NICT QE/APE Dataset
Introduction
NICT QE/APE Dataset is a multilingual parallel corpus consisting of transcribed utterances in Japanese and their MT outputs in several languages, manually associated with their gradings and post-edits. The dataset is developed for training and evaluating systems for the following four tasks.
- WQE: word-level quality estimation (annotation of each word in MT output)
- SQE-score: sentence-level quality estimation (prediction of HTER score)
- SQE-class: sentence-level quality estimation (classification of MT output)
- APE: automatic post-editing
Features
- Spoken language in two domains: travel (8,783 segments), hospital (1,676 segments)
- Available for three translation directions: ja-en, ja-zh, and ja-ko
- MT system: phrase-based SMT
News
- 2017-10-27: NICT-QEAPE version 0.201710 released
Download
- NICT-QEAPE-0.201710.zip (8.3MB).
Todo
- Include NMT outputs
- Increase the data size
- Conduct benchmarking experiments using publicly available softwares and corpora
References
- Atsushi Fujita and Eiichiro Sumita.
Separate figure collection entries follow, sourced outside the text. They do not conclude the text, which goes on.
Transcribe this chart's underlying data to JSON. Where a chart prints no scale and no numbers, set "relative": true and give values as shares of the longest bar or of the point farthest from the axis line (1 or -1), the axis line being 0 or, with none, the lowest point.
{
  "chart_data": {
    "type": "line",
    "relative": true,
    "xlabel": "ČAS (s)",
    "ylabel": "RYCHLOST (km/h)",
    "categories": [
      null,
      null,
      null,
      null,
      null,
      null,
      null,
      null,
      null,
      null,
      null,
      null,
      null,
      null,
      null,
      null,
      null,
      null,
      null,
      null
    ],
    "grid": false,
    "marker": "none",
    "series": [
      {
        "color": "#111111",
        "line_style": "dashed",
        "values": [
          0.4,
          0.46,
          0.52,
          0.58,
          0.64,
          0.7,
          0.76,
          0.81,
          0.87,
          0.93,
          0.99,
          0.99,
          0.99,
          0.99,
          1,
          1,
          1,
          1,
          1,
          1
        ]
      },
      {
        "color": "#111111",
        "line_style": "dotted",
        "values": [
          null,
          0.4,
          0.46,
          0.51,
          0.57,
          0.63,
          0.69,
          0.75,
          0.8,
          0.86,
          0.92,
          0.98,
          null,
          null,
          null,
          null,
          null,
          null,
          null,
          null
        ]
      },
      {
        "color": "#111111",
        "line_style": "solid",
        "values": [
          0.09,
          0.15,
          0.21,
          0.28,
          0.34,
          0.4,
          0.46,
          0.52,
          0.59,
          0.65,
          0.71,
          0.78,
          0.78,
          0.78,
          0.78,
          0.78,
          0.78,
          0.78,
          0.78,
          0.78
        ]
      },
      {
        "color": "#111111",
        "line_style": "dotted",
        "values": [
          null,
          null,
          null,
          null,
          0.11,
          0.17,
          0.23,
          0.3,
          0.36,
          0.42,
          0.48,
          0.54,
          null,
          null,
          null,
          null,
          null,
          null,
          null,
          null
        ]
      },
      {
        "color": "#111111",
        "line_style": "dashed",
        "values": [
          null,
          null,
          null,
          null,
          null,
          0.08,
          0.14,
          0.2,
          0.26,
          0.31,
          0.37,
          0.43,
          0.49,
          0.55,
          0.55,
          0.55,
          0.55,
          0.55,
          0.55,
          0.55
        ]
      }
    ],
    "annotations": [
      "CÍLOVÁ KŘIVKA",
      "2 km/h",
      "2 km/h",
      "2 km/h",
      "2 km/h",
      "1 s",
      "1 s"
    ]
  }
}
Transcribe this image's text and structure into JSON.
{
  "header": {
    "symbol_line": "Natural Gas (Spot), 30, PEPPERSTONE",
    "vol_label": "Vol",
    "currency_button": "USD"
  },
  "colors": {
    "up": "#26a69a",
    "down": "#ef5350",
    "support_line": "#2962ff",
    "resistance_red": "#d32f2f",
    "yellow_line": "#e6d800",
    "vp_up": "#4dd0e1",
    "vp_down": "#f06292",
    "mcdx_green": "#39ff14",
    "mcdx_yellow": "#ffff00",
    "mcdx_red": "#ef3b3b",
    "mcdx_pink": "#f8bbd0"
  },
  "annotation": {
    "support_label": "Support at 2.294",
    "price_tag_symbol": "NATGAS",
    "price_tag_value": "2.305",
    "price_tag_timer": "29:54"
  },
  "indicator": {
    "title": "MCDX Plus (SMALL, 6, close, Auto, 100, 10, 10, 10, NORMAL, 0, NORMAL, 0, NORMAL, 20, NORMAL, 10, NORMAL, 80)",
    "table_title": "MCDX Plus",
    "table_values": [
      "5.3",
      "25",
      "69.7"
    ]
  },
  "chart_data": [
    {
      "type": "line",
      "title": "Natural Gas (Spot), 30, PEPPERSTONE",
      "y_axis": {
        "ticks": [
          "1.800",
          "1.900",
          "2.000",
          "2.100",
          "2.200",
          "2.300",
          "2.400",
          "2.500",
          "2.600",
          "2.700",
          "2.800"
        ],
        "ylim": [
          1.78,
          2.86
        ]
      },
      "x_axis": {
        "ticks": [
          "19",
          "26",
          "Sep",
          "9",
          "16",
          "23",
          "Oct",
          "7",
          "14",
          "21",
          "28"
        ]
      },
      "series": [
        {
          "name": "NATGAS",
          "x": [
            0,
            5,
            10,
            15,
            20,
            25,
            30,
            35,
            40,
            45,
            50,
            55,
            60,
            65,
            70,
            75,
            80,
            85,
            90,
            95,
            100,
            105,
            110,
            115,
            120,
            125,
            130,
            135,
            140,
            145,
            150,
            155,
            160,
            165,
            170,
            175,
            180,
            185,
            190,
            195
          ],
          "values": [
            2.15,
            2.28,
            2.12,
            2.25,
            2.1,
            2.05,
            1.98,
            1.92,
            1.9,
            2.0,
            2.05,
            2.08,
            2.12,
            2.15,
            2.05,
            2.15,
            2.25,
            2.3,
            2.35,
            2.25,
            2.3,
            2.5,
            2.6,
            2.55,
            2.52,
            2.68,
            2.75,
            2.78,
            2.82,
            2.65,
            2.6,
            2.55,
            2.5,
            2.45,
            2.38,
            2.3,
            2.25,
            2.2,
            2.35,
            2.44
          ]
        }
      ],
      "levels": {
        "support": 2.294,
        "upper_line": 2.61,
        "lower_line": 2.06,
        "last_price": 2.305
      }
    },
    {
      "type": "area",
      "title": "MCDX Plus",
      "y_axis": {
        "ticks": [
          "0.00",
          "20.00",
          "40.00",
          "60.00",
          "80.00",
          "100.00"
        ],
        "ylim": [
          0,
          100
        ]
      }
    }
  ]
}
Japanese to English/Chinese/Korean Datasets for Translation Quality Estimation and Automatic Post-Editing. In Proc. of WAT, 2017.
Precautions
- National Institute of Information and Communications Technology (henceforth, NICT) has made the database publicly available under the conditions of license specified below.
- NICT bears no responsibility for the contents of the database and assumes no liability for any direct or indirect damage or loss whatsoever that may be incurred as a result of using the database.
- If any copyright infringement or other problems are found in the database, please contact us at atsushi.fujita[at]nict[dot]go[dot]jp. We will review the issue and undertake appropriate measures when needed.
License
Use and/or redistribution of the NICT QE/APE Dataset is permitted under the conditions of Creative Commons Attribution-NonCommercial-ShareAlike License 4.0.
Acknowledgments
The dataset has been developed at Advanced Translation Technology Laboratory, Advanced Speech Translation Research and Development Promotion Center, National Institute of Information and Communications Technology under the program "Promotion of Global Communications Plan: Research, Development, and Social Demonstration of Multilingual Speech Translation Technology" of the Ministry of Internal Affairs and Communications (MIC), Japan.